Nov 4th: a night of highs and lows
I thought I knew what the big story was going to be last night as I headed out of the house to a small gathering of people at the apartment of a friend of mine.
We, a bunch of Mexicans and foreigners (English, Irish, Puerto Rican, Australian, Italian and, ahem, Maltese) were planning to sit around the TV with Mexican pals watching the results of the polling unfold in the United States. And we were going to applaud when Barack Obama was elected president.
Heading across from my house towards the Condesa, I walked briskly in what was a chilly November evening – cold for Mexico. As I was about to step onto Baja California, a major road that cuts across the top of the neighbourhood I was headed to, I heard the familiar sound of police sirens. I stepped back, as six police trucks sped past and ran the red light, with emergency lights spinning and blazing and sirens blaring. In the back, policemen in bullet-proof jackets holding their rifles clasped onto the sides of the trucks in an attempt to stay balanced.
Frankly, I thought nothing of it.
That kind of fuss is a daily occurrence here in Distrito Federal. But, as I bit into my first mini-hamburger of the night twenty-minutes later, a recently-arriving guest informed me that a plane had come down. Just a blovk off Paseo de la Reforma. In it had been Mexico’s Interior Minister Juan Camilo Mouriño, who is roughly speaking the second-most important politician in Mexico after President Felipe Calderon himself.
I had a weird sense of deja-vu, and flashed back to September 11th of the year 2001, when I was on a plane traveling to San Francisco for a conference. We got as far as Edmonton, Canada, when the plane landed – apparently for refueling. The other journalists I was traveling with started talking about how a plane had flown into the World Trade Center in New York, and I remember thinking that it must have been a flying accident. Not so.
Last night, I turned to the internet. Both El Universal and Reforma were carrying pictures of burning cars silhouetting firefighters and onlookers. I made a call to the office. They were on it. But as we settled down to discuss the results of the elections, I couldn’t help feeling that we were following the wrong story.
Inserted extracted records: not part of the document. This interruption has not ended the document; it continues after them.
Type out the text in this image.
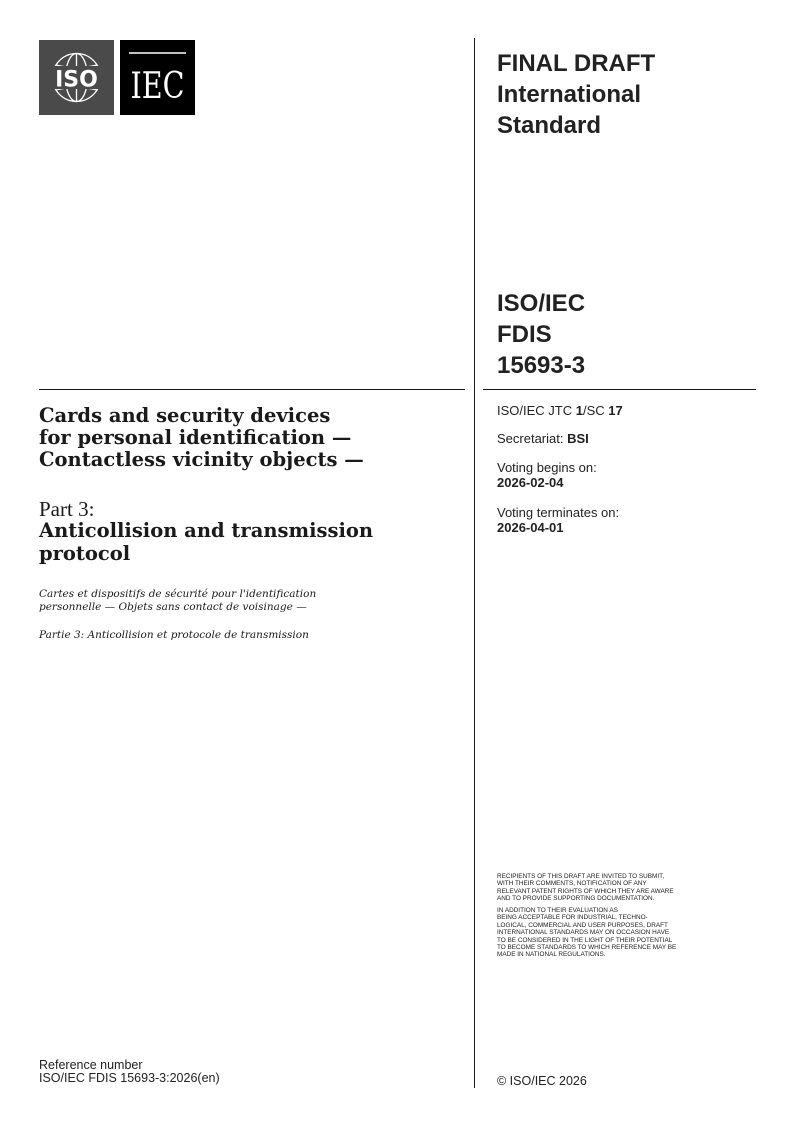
ISO IEC
FINAL DRAFT
International
Standard
ISO/IEC
FDIS
15693-3
ISO/IEC JTC 1/SC 17
Secretariat: BSI
Voting begins on:
2026-02-04
Voting terminates on:
2026-04-01
Cards and security devices
for personal identification —
Contactless vicinity objects —
Part 3:
Anticollision and transmission
protocol
Cartes et dispositifs de sécurité pour l'identification
personnelle — Objets sans contact de voisinage —
Partie 3: Anticollision et protocole de transmission
RECIPIENTS OF THIS DRAFT ARE INVITED TO SUBMIT,
WITH THEIR COMMENTS, NOTIFICATION OF ANY
RELEVANT PATENT RIGHTS OF WHICH THEY ARE AWARE
AND TO PROVIDE SUPPORTING DOCUMENTATION.
IN ADDITION TO THEIR EVALUATION AS
BEING ACCEPTABLE FOR INDUSTRIAL, TECHNO-
LOGICAL, COMMERCIAL AND USER PURPOSES, DRAFT
INTERNATIONAL STANDARDS MAY ON OCCASION HAVE
TO BE CONSIDERED IN THE LIGHT OF THEIR POTENTIAL
TO BECOME STANDARDS TO WHICH REFERENCE MAY BE
MADE IN NATIONAL REGULATIONS.
Reference number
ISO/IEC FDIS 15693-3:2026(en)	© ISO/IEC 2026
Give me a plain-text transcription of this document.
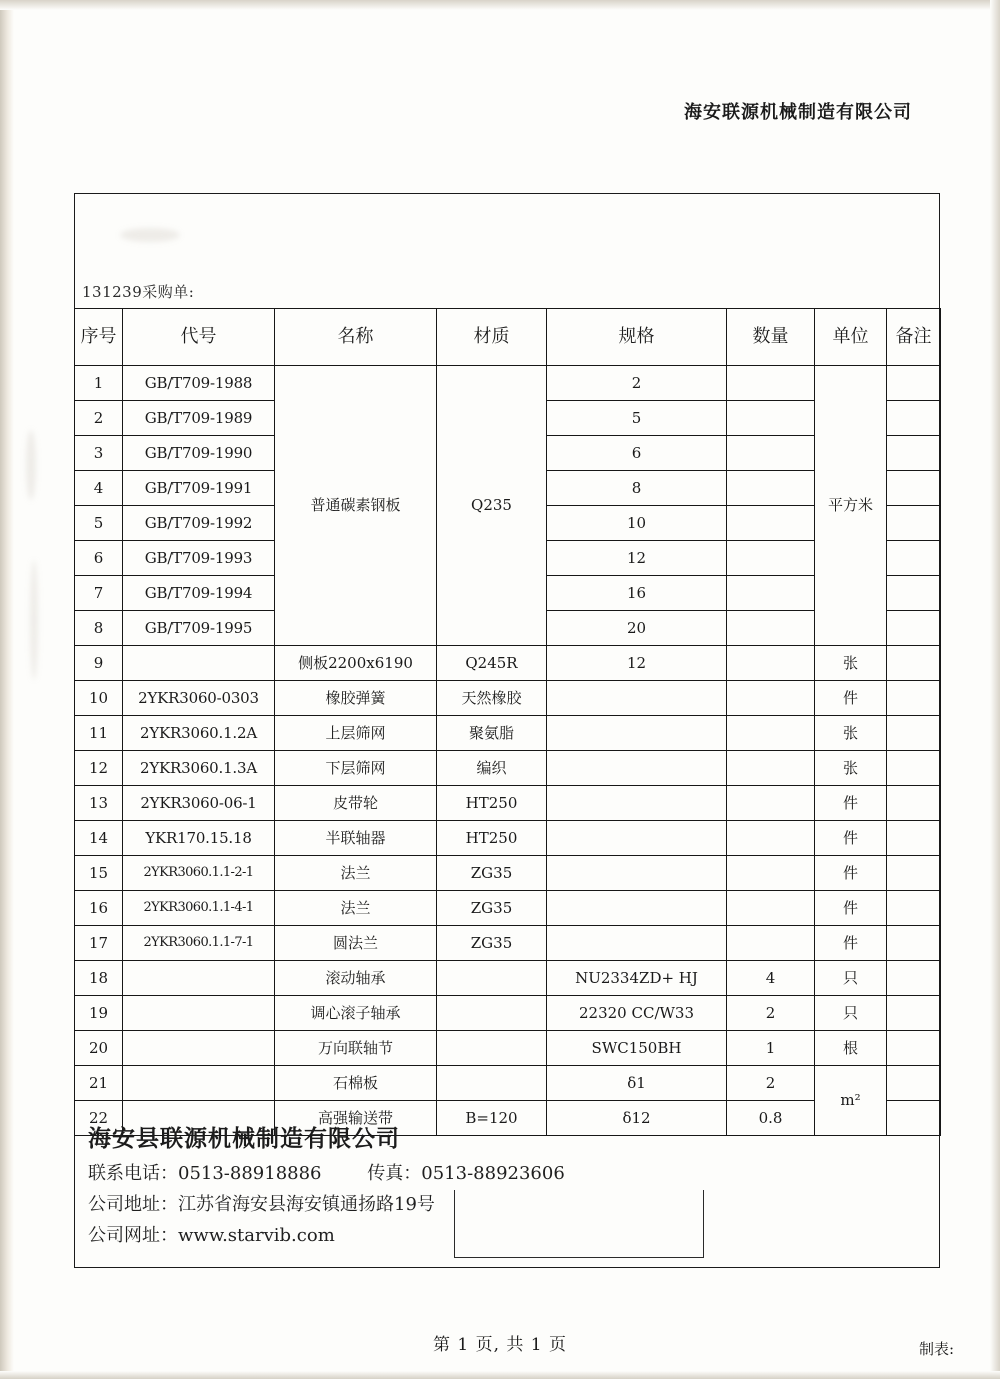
海安联源机械制造有限公司
131239采购单:
序号	代号	名称	材质	规格	数量	单位	备注
1	GB/T709-1988	普通碳素钢板	Q235	2		平方米	
2	GB/T709-1989			5			
3	GB/T709-1990			6			
4	GB/T709-1991			8			
5	GB/T709-1992			10			
6	GB/T709-1993			12			
7	GB/T709-1994			16			
8	GB/T709-1995			20			
9		侧板2200x6190	Q245R	12		张	
10	2YKR3060-0303	橡胶弹簧	天然橡胶			件	
11	2YKR3060.1.2A	上层筛网	聚氨脂			张	
12	2YKR3060.1.3A	下层筛网	编织			张	
13	2YKR3060-06-1	皮带轮	HT250			件	
14	YKR170.15.18	半联轴器	HT250			件	
15	2YKR3060.1.1-2-1	法兰	ZG35			件	
16	2YKR3060.1.1-4-1	法兰	ZG35			件	
17	2YKR3060.1.1-7-1	圆法兰	ZG35			件	
18		滚动轴承		NU2334ZD+ HJ	4	只	
19		调心滚子轴承		22320 CC/W33	2	只	
20		万向联轴节		SWC150BH	1	根	
21		石棉板		δ1	2	m²	
22		高强输送带	B=120	δ12	0.8		
海安县联源机械制造有限公司
联系电话：0513-88918886        传真：0513-88923606
公司地址：江苏省海安县海安镇通扬路19号
公司网址：www.starvib.com
第 1 页, 共 1 页	制表:
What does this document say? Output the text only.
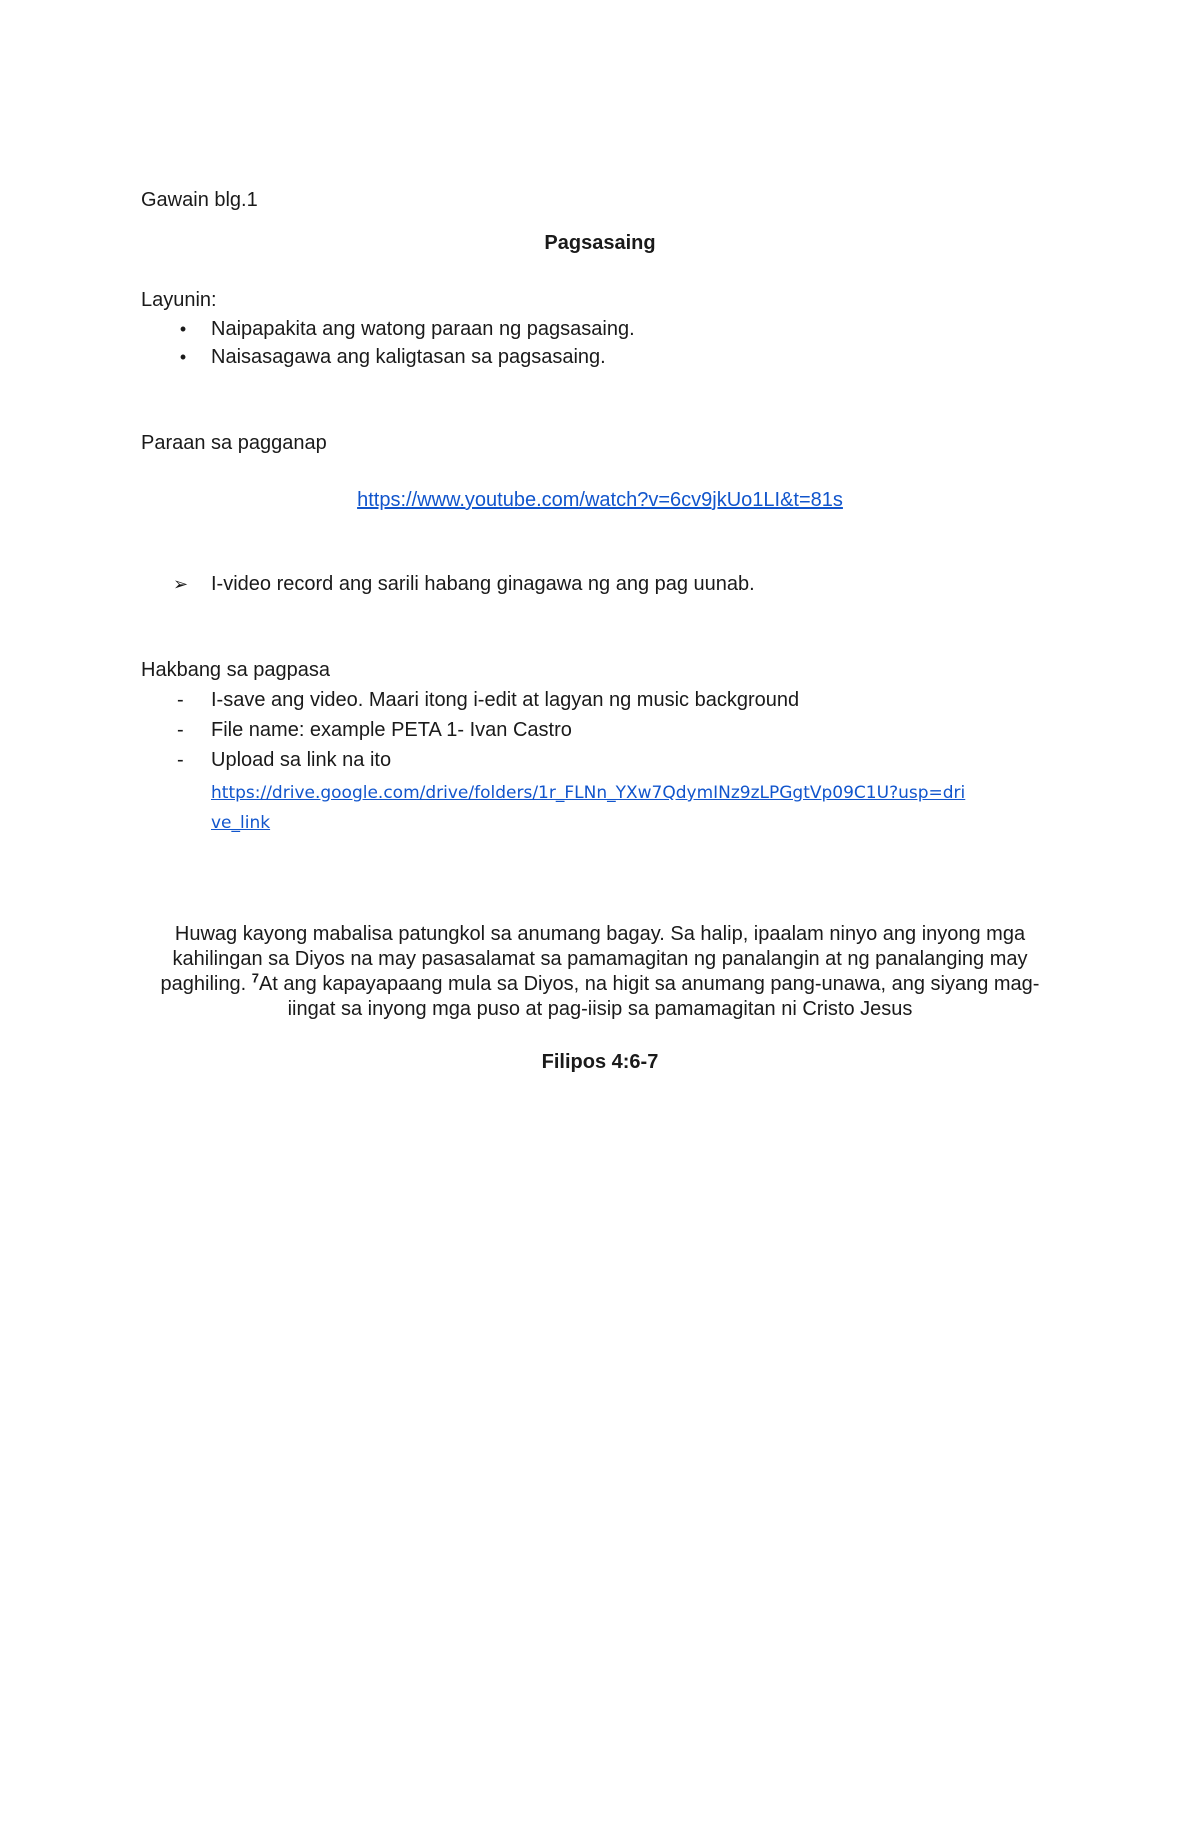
Gawain blg.1
Pagsasaing
Layunin:
•	Naipapakita ang watong paraan ng pagsasaing.
•	Naisasagawa ang kaligtasan sa pagsasaing.
Paraan sa pagganap
https://www.youtube.com/watch?v=6cv9jkUo1LI&t=81s
➢ I-video record ang sarili habang ginagawa ng ang pag uunab.
Hakbang sa pagpasa
- I-save ang video. Maari itong i-edit at lagyan ng music background
- File name: example PETA 1- Ivan Castro
- Upload sa link na ito
https://drive.google.com/drive/folders/1r_FLNn_YXw7QdymINz9zLPGgtVp09C1U?usp=drive_link
Huwag kayong mabalisa patungkol sa anumang bagay. Sa halip, ipaalam ninyo ang inyong mga kahilingan sa Diyos na may pasasalamat sa pamamagitan ng panalangin at ng panalanging may paghiling. $^7$At ang kapayapaang mula sa Diyos, na higit sa anumang pang-unawa, ang siyang mag-iingat sa inyong mga puso at pag-iisip sa pamamagitan ni Cristo Jesus
Filipos 4:6-7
This morning, most of the national newspapers are carrying dozens of tributes to those who died in yesterday’s plane crash from people around the country. Along with Mouriño, José Luis Santiago Vasconcelos (a presidential advisor who formerly headed the organized-crime unit in the federal attorney general’s office) , Miguel Monterrubio, Arcadio Echeverría, Norma Díaz, Captain Julio César Ramírez Dávalos, co-pilot Álvaro Sánchez and flight attendant Gisel Carrillo also died. El Universal reports that another four people died - presumably they were nearby when the plane hit.
As yet, it looks like it was an accident. The entire plane came down – there was no bomb, no explosion. But of course, this is Mexico – things can change, and that includes versions of the truth.